No es la independencia, sino la nación lo que ha movilizado a millones de personas, a lo largo de generaciones. El Estado es solo el objetivo utilitario, un hito para poder garantizar lo que realmente importa: la lengua, la identidad, el patrimonio, los recursos, la memoria

Evidentemente Catalunya existirá siempre. Sin embargo, ¿estamos en condiciones de asegurar, con la misma rotundidad, que existirá siempre una Catalunya catalana? Porque el proceso de españolización no se detiene, la destrucción de los recursos se acelera, la soberanía disminuye a pasos gigantescos —de manera drástica a partir de 2017—, y la lengua pierde diariamente dominio social. El catalán está herido, nuestros recursos expoliados y la soberanía es de pacotilla. Y en esta voluntad de asolar la identidad catalana y construir encima de ella una Catalunya española, coinciden todos los que hoy pueden ganar las elecciones. Es cierto que tienen maneras diversas de imponer la identidad española, pero la verdad inapelable y dolorosa es que ningún partido español tiene un proyecto de Estado que acepte una Catalunya catalana. Y todos tienen un proyecto definido para que deje de serlo. Nacionalmente hablando, no tenemos aliados españoles, ni colegas, ni amigos, aunque tenemos muchos saludados.

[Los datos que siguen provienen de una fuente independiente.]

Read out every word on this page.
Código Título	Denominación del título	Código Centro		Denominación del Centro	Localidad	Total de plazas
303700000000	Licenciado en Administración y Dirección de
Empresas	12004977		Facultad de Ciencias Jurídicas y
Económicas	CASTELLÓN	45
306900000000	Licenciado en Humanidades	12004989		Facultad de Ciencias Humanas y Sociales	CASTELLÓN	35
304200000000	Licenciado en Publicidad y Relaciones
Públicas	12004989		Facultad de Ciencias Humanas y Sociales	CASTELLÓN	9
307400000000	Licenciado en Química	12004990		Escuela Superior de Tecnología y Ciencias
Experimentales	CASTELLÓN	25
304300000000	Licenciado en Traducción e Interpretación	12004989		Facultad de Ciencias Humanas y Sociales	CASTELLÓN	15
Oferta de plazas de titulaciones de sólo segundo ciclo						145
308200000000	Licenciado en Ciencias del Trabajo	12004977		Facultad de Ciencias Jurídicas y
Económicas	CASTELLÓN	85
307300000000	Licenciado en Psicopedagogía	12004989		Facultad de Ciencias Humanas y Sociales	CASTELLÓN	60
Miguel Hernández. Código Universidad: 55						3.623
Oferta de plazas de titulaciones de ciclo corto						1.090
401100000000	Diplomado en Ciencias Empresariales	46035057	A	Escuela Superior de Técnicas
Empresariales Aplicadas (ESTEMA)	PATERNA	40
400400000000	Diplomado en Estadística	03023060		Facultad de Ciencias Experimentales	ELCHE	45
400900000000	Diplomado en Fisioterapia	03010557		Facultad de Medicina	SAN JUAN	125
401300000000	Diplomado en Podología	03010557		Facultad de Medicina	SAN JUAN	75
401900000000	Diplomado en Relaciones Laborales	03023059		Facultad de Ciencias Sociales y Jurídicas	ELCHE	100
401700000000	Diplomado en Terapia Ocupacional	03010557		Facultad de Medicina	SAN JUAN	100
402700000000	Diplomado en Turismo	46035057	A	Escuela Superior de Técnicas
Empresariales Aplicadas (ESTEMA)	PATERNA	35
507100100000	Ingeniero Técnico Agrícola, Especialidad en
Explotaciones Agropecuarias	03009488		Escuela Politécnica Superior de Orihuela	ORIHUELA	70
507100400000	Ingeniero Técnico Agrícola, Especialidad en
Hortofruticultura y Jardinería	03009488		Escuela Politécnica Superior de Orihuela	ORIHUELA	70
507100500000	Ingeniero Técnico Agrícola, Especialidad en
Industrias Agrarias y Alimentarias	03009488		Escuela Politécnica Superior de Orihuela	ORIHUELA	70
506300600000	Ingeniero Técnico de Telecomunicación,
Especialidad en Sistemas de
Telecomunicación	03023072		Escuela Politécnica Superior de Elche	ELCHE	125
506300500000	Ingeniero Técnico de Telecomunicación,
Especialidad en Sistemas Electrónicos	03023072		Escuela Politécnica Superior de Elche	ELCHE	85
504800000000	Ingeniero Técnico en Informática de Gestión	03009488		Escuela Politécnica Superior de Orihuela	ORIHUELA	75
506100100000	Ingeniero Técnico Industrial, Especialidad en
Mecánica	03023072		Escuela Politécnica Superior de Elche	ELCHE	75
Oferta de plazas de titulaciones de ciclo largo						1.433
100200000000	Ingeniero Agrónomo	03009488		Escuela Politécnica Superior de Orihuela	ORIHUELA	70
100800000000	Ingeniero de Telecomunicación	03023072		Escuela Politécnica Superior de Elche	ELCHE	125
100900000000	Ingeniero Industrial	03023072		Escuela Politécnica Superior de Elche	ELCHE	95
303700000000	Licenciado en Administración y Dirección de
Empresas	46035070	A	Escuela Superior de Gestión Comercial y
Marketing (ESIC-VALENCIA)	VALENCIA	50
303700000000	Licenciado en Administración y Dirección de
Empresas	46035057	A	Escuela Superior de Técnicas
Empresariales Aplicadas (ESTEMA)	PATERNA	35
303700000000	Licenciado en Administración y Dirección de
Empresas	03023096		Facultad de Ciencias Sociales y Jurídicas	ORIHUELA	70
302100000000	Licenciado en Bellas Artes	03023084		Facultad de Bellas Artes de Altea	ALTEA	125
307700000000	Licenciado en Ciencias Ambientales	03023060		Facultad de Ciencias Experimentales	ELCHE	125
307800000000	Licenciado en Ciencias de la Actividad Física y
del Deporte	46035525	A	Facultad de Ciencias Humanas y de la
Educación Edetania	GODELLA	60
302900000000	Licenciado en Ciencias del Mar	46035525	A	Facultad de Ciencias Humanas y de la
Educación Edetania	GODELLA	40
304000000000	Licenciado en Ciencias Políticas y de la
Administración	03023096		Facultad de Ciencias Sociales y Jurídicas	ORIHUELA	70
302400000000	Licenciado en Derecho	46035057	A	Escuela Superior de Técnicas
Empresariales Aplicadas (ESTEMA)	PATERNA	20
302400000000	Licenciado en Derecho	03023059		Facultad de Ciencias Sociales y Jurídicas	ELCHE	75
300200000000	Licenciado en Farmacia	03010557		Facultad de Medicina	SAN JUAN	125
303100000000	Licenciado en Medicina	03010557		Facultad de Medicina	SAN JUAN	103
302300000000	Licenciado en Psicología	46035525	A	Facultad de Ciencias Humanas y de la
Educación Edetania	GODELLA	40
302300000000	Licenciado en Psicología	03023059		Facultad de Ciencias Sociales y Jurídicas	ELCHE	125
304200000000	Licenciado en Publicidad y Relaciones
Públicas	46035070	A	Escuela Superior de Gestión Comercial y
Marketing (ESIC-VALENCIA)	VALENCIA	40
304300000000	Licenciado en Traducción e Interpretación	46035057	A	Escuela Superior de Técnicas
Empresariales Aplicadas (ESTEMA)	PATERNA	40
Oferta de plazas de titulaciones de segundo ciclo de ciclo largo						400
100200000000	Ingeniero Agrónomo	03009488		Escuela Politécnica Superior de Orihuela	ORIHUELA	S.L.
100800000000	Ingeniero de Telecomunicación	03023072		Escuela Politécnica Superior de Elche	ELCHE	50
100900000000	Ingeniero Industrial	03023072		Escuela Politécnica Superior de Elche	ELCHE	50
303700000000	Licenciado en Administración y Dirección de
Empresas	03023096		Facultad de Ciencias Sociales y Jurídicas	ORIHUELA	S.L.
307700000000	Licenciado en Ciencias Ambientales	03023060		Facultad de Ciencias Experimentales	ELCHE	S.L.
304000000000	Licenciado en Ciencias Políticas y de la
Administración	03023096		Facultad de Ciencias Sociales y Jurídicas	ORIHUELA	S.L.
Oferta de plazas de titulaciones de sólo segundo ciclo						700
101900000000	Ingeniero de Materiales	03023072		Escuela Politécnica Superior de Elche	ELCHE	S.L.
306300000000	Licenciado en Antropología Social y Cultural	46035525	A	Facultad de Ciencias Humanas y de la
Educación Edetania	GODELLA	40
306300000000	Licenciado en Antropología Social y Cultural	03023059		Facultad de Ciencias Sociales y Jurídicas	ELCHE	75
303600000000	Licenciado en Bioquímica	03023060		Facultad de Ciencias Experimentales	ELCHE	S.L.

Desde esta perspectiva, las opciones de voto en unas elecciones como las de hoy quedan muy reducidas, si el voto se quiere hacer en clave catalana o vasca, es decir, en clave no española. Esta es la premisa que habría que tener a la hora de ir a votar, la evidencia de que no tenemos aliados, de manera que solo los partidos de obediencia catalana son confiables si lo que queremos es mantener la nación. Otra cosa es la estrategia que cada uno de los partidos catalanes utilice, y el buen o malo uso posterior del voto, y en este sentido es cierto que ERC, que tenía la llave de decisiones tan fundamentales como la investidura o los presupuestos, ha hecho un uso servil y bastante patético de los votos conseguidos. Pero más allá de las miserias interiores, no hay otra salida que dar voz a los partidos catalanes —con los cuales ya ajustaremos las cuentas si nos decepcionan—, porque ninguno de los partidos españoles que se presentan en Catalunya, tiene un proyecto para mantener nuestra identidad nacional. El PSC quiere una Catalunya española. El PP quiere una Catalunya española y sometida. Vox quiere una Catalunya española “cautiva y desarmada”. Y los de Sumar quieren una Catalunya española, pero nos quieren llevar a hacer unas birras, porque son muy guais. Sumados y multiplicados, ninguno de ellos tiene proyecto para curar la herida del catalán, para cortar la sangría de recursos, para garantizar las inversiones urgentes, ni ninguno de ellos quiere que Catalunya sea una nación. Joan Fuster decía que “nuestra patria es nuestra lengua”, y por eso todos la atacan, porque no quieren que nuestra patria sea la catalana.

Si no tenemos muy claro que esto va así, es posible que votemos por una causa u otra, para sacar a Sánchez del poder o para conjurar la llegada del facherío, pero entonces no votaremos como catalanes, lo haremos como españoles. No hay muchos atajos aquí: o tenemos voz propia o nos imponen la suya.